The effect of Zetia is just too large to be affecting only the
cholesterol you absorb from your diet. I WISH you could lower LDL 25%
in anybody by merely removing most of the cholesterol from their diet.
But you can't, unless you really cut their calories and saturated fat
intake, too.
Zetia would presumably work reasonably well even in vegans (who by
definition eat no dietary cholesterol), though I can't find that this
interesting experiment has ever been tried.
That said, I agree that the jury's out on whether or not Zetia's or
Zetia combos are going to do anything clinically, anymore than bile
acid binding resins like cholestyramine/Questran did.
Note that the abstract below says it's not known how ezetimibe works,
but it's been recently found to bind to the aminopepdidase N (CD13)
receptor. That's an important viral endocytosis receptor. Maybe the
stuff will end up as a useful antiviral adjunct therapy, if it doesn't
help heart disease.
SBH
Can J Clin Pharmacol. 2003 Winter;10 Suppl A:13A-20A.
The pharmacokinetics of ezetimibe.
Simard C, Turgeon J.
Universite de Montreal, Quebec.
Ezetimibe is the first member of a new class of selective cholesterol
absorption inhibitors. The drug and its active glucuronide metabolite
impair the intestinal reabsorption of both dietary and hepatically
excreted biliary cholesterol through inhibition of a membrane transporter
yet to be identified. Absorption of ezetimibe is rapid and not altered by
food content following oral administration. The drug is not metabolized
by the cytochrome P450 system but extensive glucuronidation takes place
in the intestine. Consequently, plasma concentrations of ezetimibe
represent approximately 10% of total ezetimibe in plasma. Enterohepatic
recirculation observed for ezetimibe and its glucuronimide significantly
increases the residence time of these compounds in the intestine, at
their site of action. Elimination of ezetimibe glucuronimide appears
impaired in elderly patients and patients with renal insufficiency with
plasma concentrations increased 1.5- to 2-fold. So far, no drug
interaction study has been associated with major changes in either the
pharmokinetics of ezetimibe or coadministered drugs.
Publication Types:
Review
Review, Tutorial
PMID: 14571304 [PubMed - indexed for MEDLINE]

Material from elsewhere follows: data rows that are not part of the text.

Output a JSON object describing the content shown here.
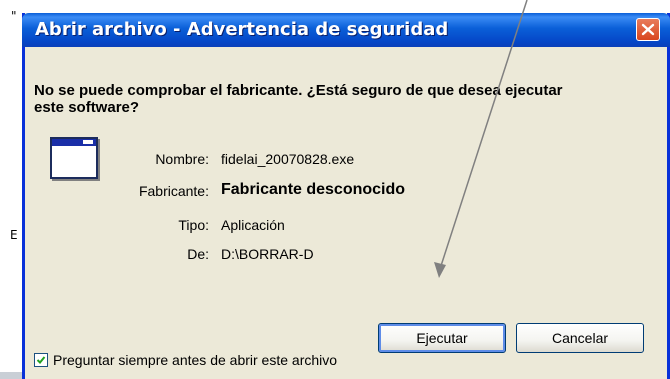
{
  "background": {
    "mark_top": "\"",
    "mark_mid": "E"
  },
  "dialog": {
    "title": "Abrir archivo - Advertencia de seguridad",
    "question": "No se puede comprobar el fabricante. ¿Está seguro de que desea ejecutar este software?",
    "fields": {
      "name_label": "Nombre:",
      "name_value": "fidelai_20070828.exe",
      "publisher_label": "Fabricante:",
      "publisher_value": "Fabricante desconocido",
      "type_label": "Tipo:",
      "type_value": "Aplicación",
      "from_label": "De:",
      "from_value": "D:\\BORRAR-D"
    },
    "run_button": "Ejecutar",
    "cancel_button": "Cancelar",
    "checkbox_label": "Preguntar siempre antes de abrir este archivo",
    "checkbox_checked": true
  },
  "colors": {
    "title_bar": "#0a5fd8",
    "close_button": "#d9451e",
    "dialog_bg": "#ece9d8",
    "annotation_arrow": "#808080"
  },
  "icons": {
    "close": "close-x-icon",
    "app": "application-window-icon",
    "checkbox": "checkmark-icon"
  }
}
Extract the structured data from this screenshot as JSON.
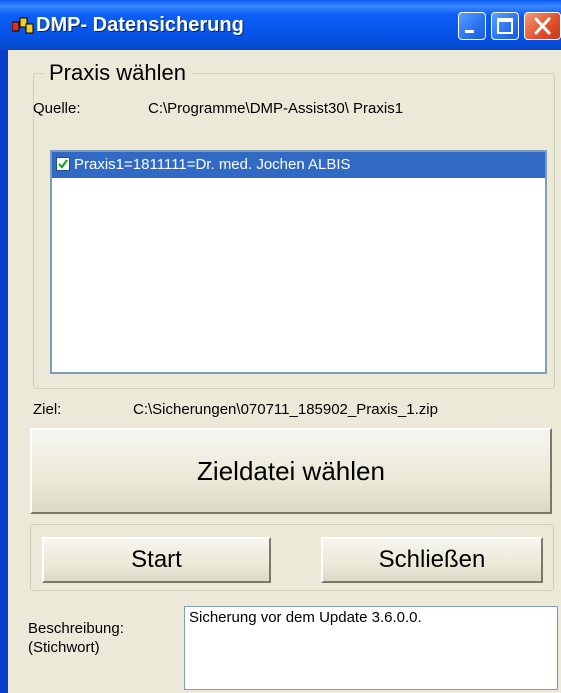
{
  "window": {
    "title": "DMP- Datensicherung",
    "colors": {
      "titlebar": "#0654e8",
      "client": "#ece9d8",
      "selection": "#316ac5",
      "close": "#e0502a"
    }
  },
  "praxis": {
    "legend": "Praxis wählen",
    "source_label": "Quelle:",
    "source_path": "C:\\Programme\\DMP-Assist30\\ Praxis1",
    "items": [
      {
        "label": "Praxis1=1811111=Dr. med. Jochen ALBIS",
        "checked": true,
        "selected": true
      }
    ]
  },
  "target": {
    "label": "Ziel:",
    "path": "C:\\Sicherungen\\070711_185902_Praxis_1.zip",
    "choose_button": "Zieldatei wählen"
  },
  "actions": {
    "start_button": "Start",
    "close_button": "Schließen"
  },
  "description": {
    "label_line1": "Beschreibung:",
    "label_line2": "(Stichwort)",
    "value": "Sicherung vor dem Update 3.6.0.0."
  },
  "icons": [
    "app-icon",
    "minimize-icon",
    "maximize-icon",
    "close-icon",
    "checkmark-icon"
  ]
}
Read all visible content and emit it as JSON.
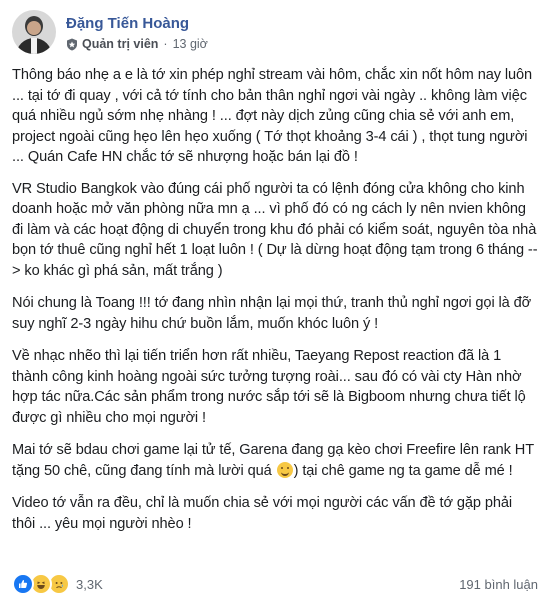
{
  "post": {
    "author": "Đặng Tiến Hoàng",
    "role": "Quản trị viên",
    "time": "13 giờ",
    "separator": "·",
    "paragraphs": [
      "Thông báo nhẹ a e là tớ xin phép nghỉ stream vài hôm, chắc xin nốt hôm nay luôn ... tại tớ đi quay , với cả tớ tính cho bản thân nghỉ ngơi vài ngày .. không làm việc quá nhiều ngủ sớm nhẹ nhàng ! ... đợt này dịch zủng cũng chia sẻ với anh em, project ngoài cũng hẹo lên hẹo xuống ( Tớ thọt khoảng 3-4 cái ) , thọt tung người ... Quán Cafe HN chắc tớ sẽ nhượng hoặc bán lại đồ !",
      "VR Studio Bangkok vào đúng cái phố người ta có lệnh đóng cửa không cho kinh doanh hoặc mở văn phòng nữa mn ạ ... vì phố đó có ng cách ly nên nvien không đi làm và các hoạt động di chuyển trong khu đó phải có kiểm soát, nguyên tòa nhà bọn tớ thuê cũng nghỉ hết 1 loạt luôn ! ( Dự là dừng hoạt động tạm trong 6 tháng -- > ko khác gì phá sản, mất trắng )",
      "Nói chung là Toang !!! tớ đang nhìn nhận lại mọi thứ, tranh thủ nghỉ ngơi gọi là đỡ suy nghĩ 2-3 ngày hihu chứ buồn lắm, muốn khóc luôn ý !",
      "Về nhạc nhẽo thì lại tiến triển hơn rất nhiều, Taeyang Repost reaction đã là 1 thành công kinh hoàng ngoài sức tưởng tượng roài... sau đó có vài cty Hàn nhờ hợp tác nữa.Các sản phẩm trong nước sắp tới sẽ là Bigboom nhưng chưa tiết lộ được gì nhiều cho mọi người !",
      "Video tớ vẫn ra đều, chỉ là muốn chia sẻ với mọi người các vấn đề tớ gặp phải thôi ... yêu mọi người nhèo !"
    ],
    "game_paragraph_before": "Mai tớ sẽ bdau chơi game lại tử tế, Garena đang gạ kèo chơi Freefire lên rank HT tặng 50 chê, cũng đang tính mà lười quá ",
    "game_paragraph_after": ") tại chê game ng ta game dễ mé !",
    "reaction_count": "3,3K",
    "comment_count": "191 bình luận"
  }
}
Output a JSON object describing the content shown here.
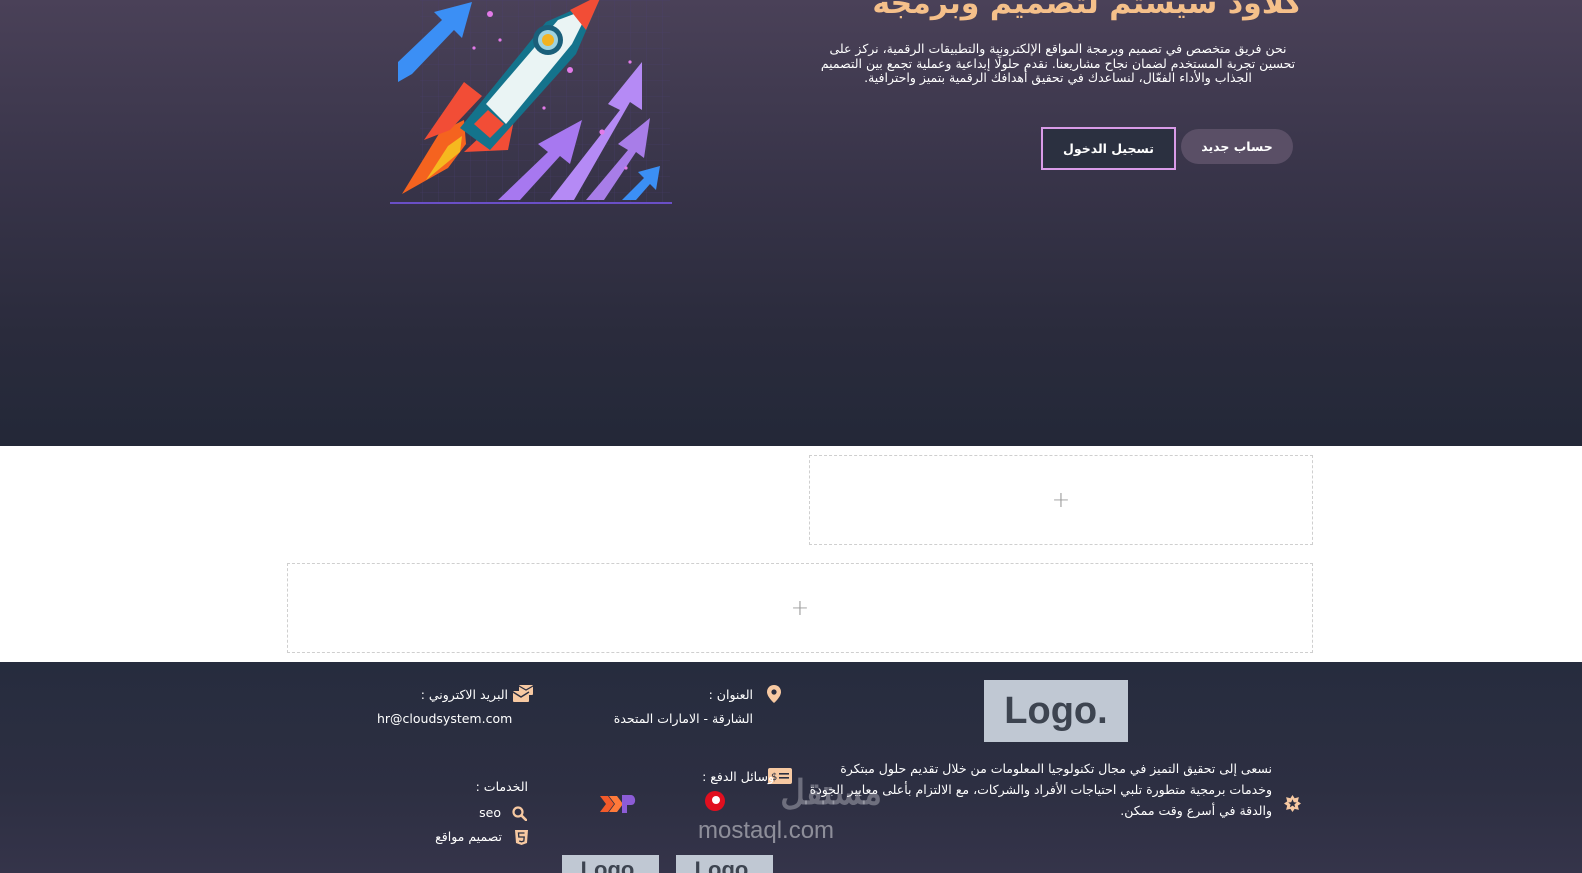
{
  "hero": {
    "title": "كلاود سيستم لتصميم وبرمجة",
    "description": "نحن فريق متخصص في تصميم وبرمجة المواقع الإلكترونية والتطبيقات الرقمية، نركز على تحسين تجربة المستخدم لضمان نجاح مشاريعنا. نقدم حلولًا إبداعية وعملية تجمع بين التصميم الجذاب والأداء الفعّال، لنساعدك في تحقيق أهدافك الرقمية بتميز واحترافية.",
    "login_label": "تسجيل الدخول",
    "register_label": "حساب جديد"
  },
  "builder": {
    "add_symbol": "+"
  },
  "footer": {
    "logo_text": "Logo.",
    "about": "نسعى إلى تحقيق التميز في مجال تكنولوجيا المعلومات من خلال تقديم حلول مبتكرة وخدمات برمجية متطورة تلبي احتياجات الأفراد والشركات، مع الالتزام بأعلى معايير الجودة والدقة في أسرع وقت ممكن.",
    "address_label": "العنوان :",
    "address_value": "الشارقة - الامارات المتحدة",
    "email_label": "البريد الاكتروني :",
    "email_value": "hr@cloudsystem.com",
    "payment_label": "وسائل الدفع :",
    "services_label": "الخدمات :",
    "services": [
      "seo",
      "تصميم مواقع"
    ],
    "partner_logos": [
      "Logo.",
      "Logo."
    ]
  },
  "watermark": {
    "arabic": "مستقل",
    "latin": "mostaql.com"
  },
  "colors": {
    "accent": "#f5c08a",
    "login_border": "#d99be8",
    "icon_peach": "#f7c9a2"
  },
  "icons": [
    "rocket-illustration",
    "location-pin-icon",
    "email-icon",
    "payment-card-icon",
    "search-icon",
    "html5-icon",
    "star-badge-icon"
  ]
}
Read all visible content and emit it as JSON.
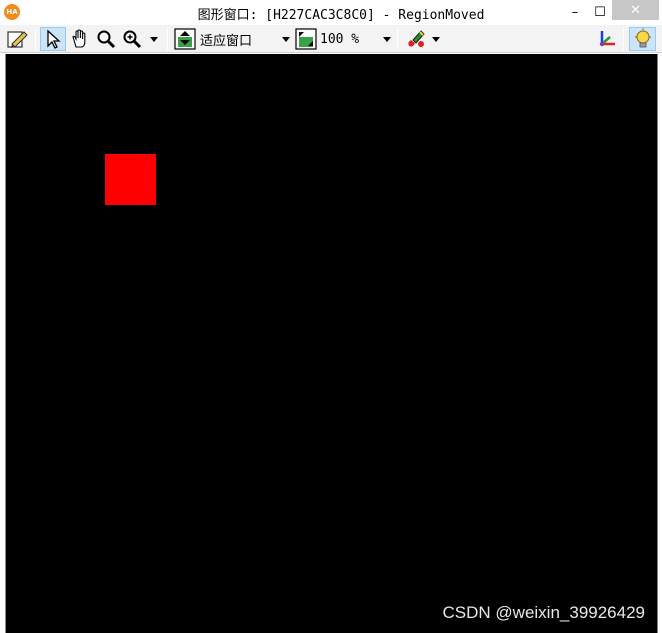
{
  "window": {
    "app_icon_text": "HA",
    "title": "图形窗口: [H227CAC3C8C0] - RegionMoved",
    "minimize_glyph": "–",
    "maximize_glyph": "☐",
    "close_glyph": "✕"
  },
  "toolbar": {
    "fit_mode_label": "适应窗口",
    "zoom_label": "100 %",
    "active_tool": "select-pointer"
  },
  "canvas": {
    "background_color": "#000000",
    "region_color": "#ff0000"
  },
  "watermark": {
    "text": "CSDN @weixin_39926429"
  }
}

From: David Rind <drind@caregroup.harvard.edu>
Newsgroups: sci.med.cardiology,sci.med
Subject: Re: What about VYTORIN?
Date: Fri, 03 Dec 2004 22:44:27 -0500
Message-ID: <corbn8$naj$1@reader1.panix.com>
Steve Marcus wrote:
>>Rind:
>>Actually, I think you could go further than that. There's no published
>>evidence that ezitimibe, one part of the combination being discussed,
>>has any clinical benefits either alone or in combination with other
>>drugs for cholesterol. It has been shown to reduce LDL levels, but that
>>is not the same as showing that it has a favorable effect on clinical
>>outcomes. (There are no trials showing it doesn't have clinical
>>benefits
>>either. No clinical endpoint trials have been published.)
>
>
> And again, that's about as disingenuous a post as one is likely to read on
> Usenet. First, Zetia, (ezitimibe) _has_ been shown to block absorption of
> cholesterol in the digestive tract. Second, reduction of LDL levels _has_
> been shown, *in general*, to produce favorable effects on clinical outcomes;
> there's no need to show that reduction of LDL _by ezitimibe_ produces
> favorable effects on clinical outcomes.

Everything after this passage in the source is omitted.